Murungi is perhaps unaware that ordinary Kenyans are never given time or options when it comes to tax. They either pay or go to jail after all their movable and immovable property have been attached. The taxman never has the time to debate with defaulters. This is the practice worldwide, more so in civilized societies where citizens elect responsible representatives who understand that paying taxes is a national duty rather than a game of ping pong.
As to whether MPs should have been forewarned about their taxes early in the year; perhaps the honorable minister has forgotten that Kenyans had no beginning of the year this time round. After the elections, we went to war against each other again; for the sake of the very MPs. It was not until April 2008 that we had some semblance of a government.
The good Minister is saying that out of his one million shillings monthly paycheck, he only takes home one hundred thousand which is less than half of what the taxman is demanding.
Fair enough but can someone remind the Minister that taxation is never based on personal commitment.
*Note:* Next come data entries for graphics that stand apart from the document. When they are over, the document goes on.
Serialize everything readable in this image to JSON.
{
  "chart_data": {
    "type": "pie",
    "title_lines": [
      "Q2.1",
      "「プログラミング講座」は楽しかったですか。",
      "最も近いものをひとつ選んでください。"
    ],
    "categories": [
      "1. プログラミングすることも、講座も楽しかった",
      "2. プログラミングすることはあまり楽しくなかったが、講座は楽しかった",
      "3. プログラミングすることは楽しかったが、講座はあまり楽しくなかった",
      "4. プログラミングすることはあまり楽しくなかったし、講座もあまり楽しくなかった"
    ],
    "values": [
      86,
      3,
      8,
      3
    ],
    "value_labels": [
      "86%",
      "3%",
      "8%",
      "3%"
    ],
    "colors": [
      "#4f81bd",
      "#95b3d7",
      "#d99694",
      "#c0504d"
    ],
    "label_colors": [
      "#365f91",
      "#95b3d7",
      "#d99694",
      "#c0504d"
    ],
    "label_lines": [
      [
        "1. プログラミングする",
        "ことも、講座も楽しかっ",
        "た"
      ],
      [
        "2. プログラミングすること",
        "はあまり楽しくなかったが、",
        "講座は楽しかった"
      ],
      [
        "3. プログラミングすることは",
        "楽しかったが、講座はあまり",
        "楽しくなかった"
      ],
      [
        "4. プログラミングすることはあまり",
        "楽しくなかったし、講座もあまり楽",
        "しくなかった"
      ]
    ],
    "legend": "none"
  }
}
It is based on gross income and only after that can you spend the net income as you choose. More importantly, paying taxes has always been and will always be a non-negotiable obligation to the state.
Just in case MPs have forgotten, we pay taxes to the state so that the state can provide us with common services such as roads and bridges, education, healthcare, energy, infrastructure, shelter and general well being of its citizens.
On the bright side of things; it was gratifying to see Hon William Ruto join a growing list of responsible citizens by authorizing the KRA to begin deducting his paycheck. It is only fair that more ODM MPs join this group of sensible politicians.